Is Guilt the result of General Revelation?
… what may be known about God is plain to them, because God has made it plain to them.
ROMANS 1:19
Scripture assumes, and experience confirms, that human beings are naturally inclined to some form of religion, yet they fail to worship their Creator, whose general revelation of himself makes him universally known. Both theoretical atheism and moral monotheism are natural to no one: atheism is always a reaction against a pre-existing belief in God or gods, and moral monotheism has only ever appeared in the wake of special revelation. www.hopecollege.com
Scripture explains this state of affairs by telling us that sinful egoism and aversion to our Creator’s claims drive humankind into idolatry, which means transferring worship and homage to some power or object other than God the Creator (Isa. 44:9–20; Rom. 1:21–23; Col. 3:5). In this way, apostate humans “suppress the truth” and have “exchanged the glory of the immortal God for images made to look like mortal man and birds and animals and reptiles” (Rom. 1:18, 23).
They smother and quench, as far as they can, the awareness that general revelation gives them of the transcendent Creator-Judge, and attach their ineradicable sense of deity to unworthy objects. This, in turn, leads to drastic moral decline, with consequent misery, as the first manifestation of God’s wrath against human apostasy (Rom. 1:18, 24–32).
Nowadays in the West people idolize and, in effect, worship secular objects such as the firm, the family, football, and pleasant feelings of various kinds. But moral decline still results, just as it did when pagans worshipped literal idols in Bible times.
Human beings cannot entirely suppress their sense of God and his present and a future judgment; God himself will not let them do that.
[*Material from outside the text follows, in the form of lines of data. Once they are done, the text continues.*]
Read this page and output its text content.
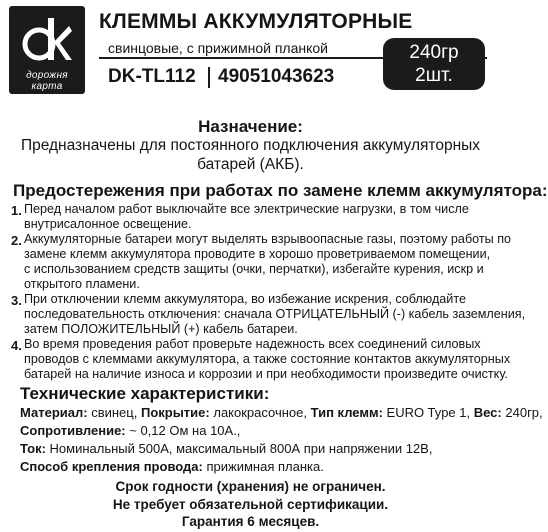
дорожня
карта
КЛЕММЫ АККУМУЛЯТОРНЫЕ
свинцовые, с прижимной планкой
DK-TL112 49051043623
240гр
2шт.
Назначение:
Предназначены для постоянного подключения аккумуляторных
батарей (АКБ).
Предостережения при работах по замене клемм аккумулятора:
1. Перед началом работ выключайте все электрические нагрузки, в том числе
внутрисалонное освещение.
2. Аккумуляторные батареи могут выделять взрывоопасные газы, поэтому работы по
замене клемм аккумулятора проводите в хорошо проветриваемом помещении,
с использованием средств защиты (очки, перчатки), избегайте курения, искр и
открытого пламени.
3. При отключении клемм аккумулятора, во избежание искрения, соблюдайте
последовательность отключения: сначала ОТРИЦАТЕЛЬНЫЙ (-) кабель заземления,
затем ПОЛОЖИТЕЛЬНЫЙ (+) кабель батареи.
4. Во время проведения работ проверьте надежность всех соединений силовых
проводов с клеммами аккумулятора, а также состояние контактов аккумуляторных
батарей на наличие износа и коррозии и при необходимости произведите очистку.
Технические характеристики:
Материал: свинец, Покрытие: лакокрасочное, Тип клемм: EURO Type 1, Вес: 240гр,
Сопротивление: ~ 0,12 Ом на 10А.,
Ток: Номинальный 500А, максимальный 800А при напряжении 12В,
Способ крепления провода: прижимная планка.
Срок годности (хранения) не ограничен.
Не требует обязательной сертификации.
Гарантия 6 месяцев.
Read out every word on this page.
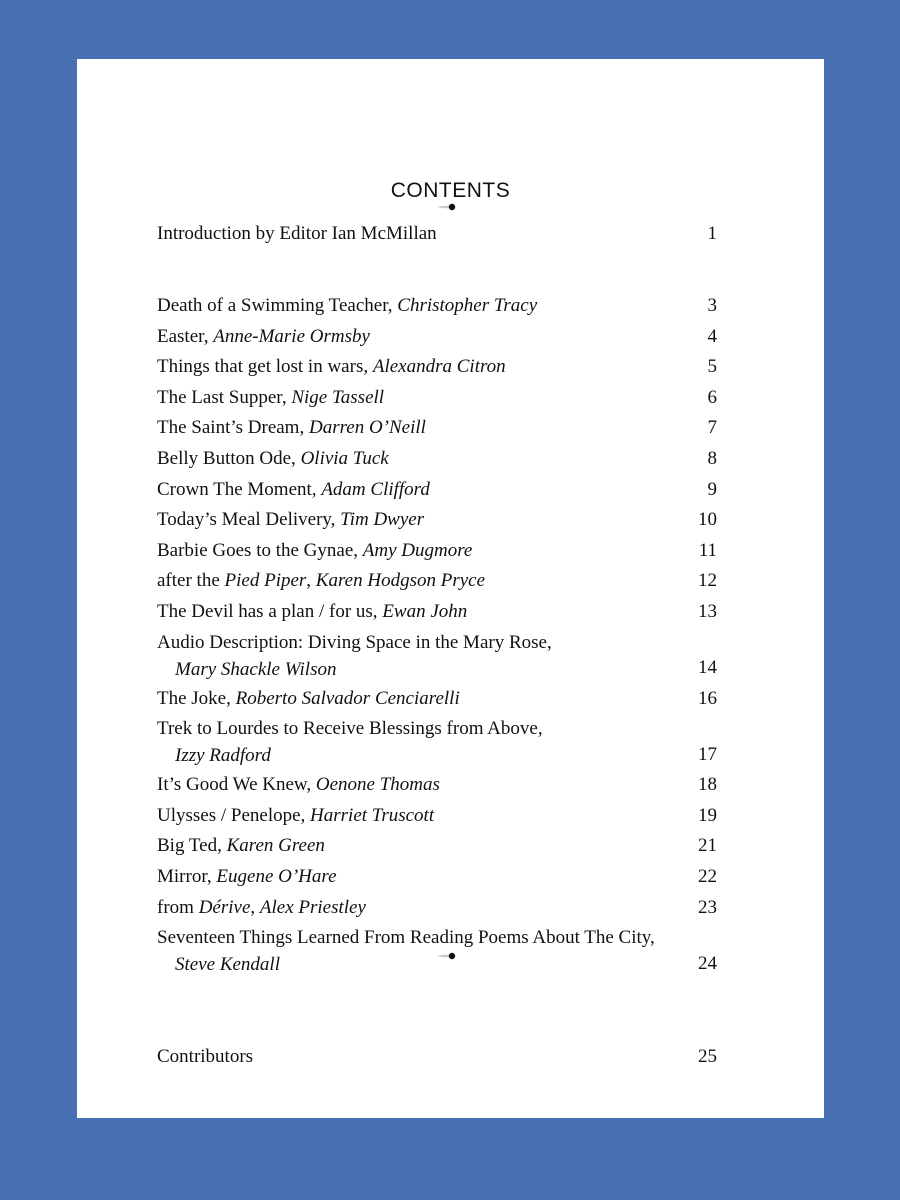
CONTENTS
Introduction by Editor Ian McMillan	1
Death of a Swimming Teacher, Christopher Tracy	3
Easter, Anne-Marie Ormsby	4
Things that get lost in wars, Alexandra Citron	5
The Last Supper, Nige Tassell	6
The Saint’s Dream, Darren O’Neill	7
Belly Button Ode, Olivia Tuck	8
Crown The Moment, Adam Clifford	9
Today’s Meal Delivery, Tim Dwyer	10
Barbie Goes to the Gynae, Amy Dugmore	11
after the Pied Piper, Karen Hodgson Pryce	12
The Devil has a plan / for us, Ewan John	13
Audio Description: Diving Space in the Mary Rose,
Mary Shackle Wilson	14
The Joke, Roberto Salvador Cenciarelli	16
Trek to Lourdes to Receive Blessings from Above,
Izzy Radford	17
It’s Good We Knew, Oenone Thomas	18
Ulysses / Penelope, Harriet Truscott	19
Big Ted, Karen Green	21
Mirror, Eugene O’Hare	22
from Dérive, Alex Priestley	23
Seventeen Things Learned From Reading Poems About The City,
Steve Kendall	24
Contributors	25
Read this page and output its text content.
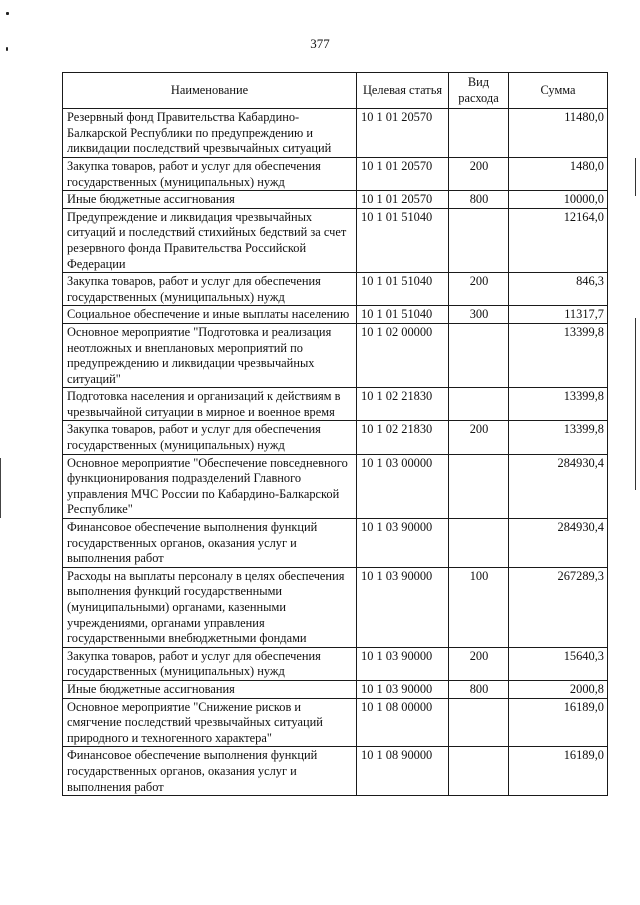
377
Наименование	Целевая статья	Вид расхода	Сумма
Резервный фонд Правительства Кабардино-Балкарской Республики по предупреждению и ликвидации последствий чрезвычайных ситуаций	10 1 01 20570		11480,0
Закупка товаров, работ и услуг для обеспечения государственных (муниципальных) нужд	10 1 01 20570	200	1480,0
Иные бюджетные ассигнования	10 1 01 20570	800	10000,0
Предупреждение и ликвидация чрезвычайных ситуаций и последствий стихийных бедствий за счет резервного фонда Правительства Российской Федерации	10 1 01 51040		12164,0
Закупка товаров, работ и услуг для обеспечения государственных (муниципальных) нужд	10 1 01 51040	200	846,3
Социальное обеспечение и иные выплаты населению	10 1 01 51040	300	11317,7
Основное мероприятие "Подготовка и реализация неотложных и внеплановых мероприятий по предупреждению и ликвидации чрезвычайных ситуаций"	10 1 02 00000		13399,8
Подготовка населения и организаций к действиям в чрезвычайной ситуации в мирное и военное время	10 1 02 21830		13399,8
Закупка товаров, работ и услуг для обеспечения государственных (муниципальных) нужд	10 1 02 21830	200	13399,8
Основное мероприятие "Обеспечение повседневного функционирования подразделений Главного управления МЧС России по Кабардино-Балкарской Республике"	10 1 03 00000		284930,4
Финансовое обеспечение выполнения функций государственных органов, оказания услуг и выполнения работ	10 1 03 90000		284930,4
Расходы на выплаты персоналу в целях обеспечения выполнения функций государственными (муниципальными) органами, казенными учреждениями, органами управления государственными внебюджетными фондами	10 1 03 90000	100	267289,3
Закупка товаров, работ и услуг для обеспечения государственных (муниципальных) нужд	10 1 03 90000	200	15640,3
Иные бюджетные ассигнования	10 1 03 90000	800	2000,8
Основное мероприятие "Снижение рисков и смягчение последствий чрезвычайных ситуаций природного и техногенного характера"	10 1 08 00000		16189,0
Финансовое обеспечение выполнения функций государственных органов, оказания услуг и выполнения работ	10 1 08 90000		16189,0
Some sense of right and wrong, as well as of being accountable to a holy divine Judge, always remains. In our fallen world all whose minds are not in some way impaired have a conscience that at some points directs them and from time to time condemns them, telling them that they ought to suffer for wrongs they have done (Rom. 2:14ff.); and when conscience speaks in these terms it is in truth the voice of God.
Fallen humankind is in one sense ignorant of God, since what people like to believe, and do in fact believe, about the objects of their worship falsifies and distorts the revelation of God they cannot escape. In another sense, however, all human beings remain aware of God, guiltily, with uncomfortable inklings of coming judgment that they wish they did not have. Only the gospel of Christ can speak peace to this distressful aspect of the human condition.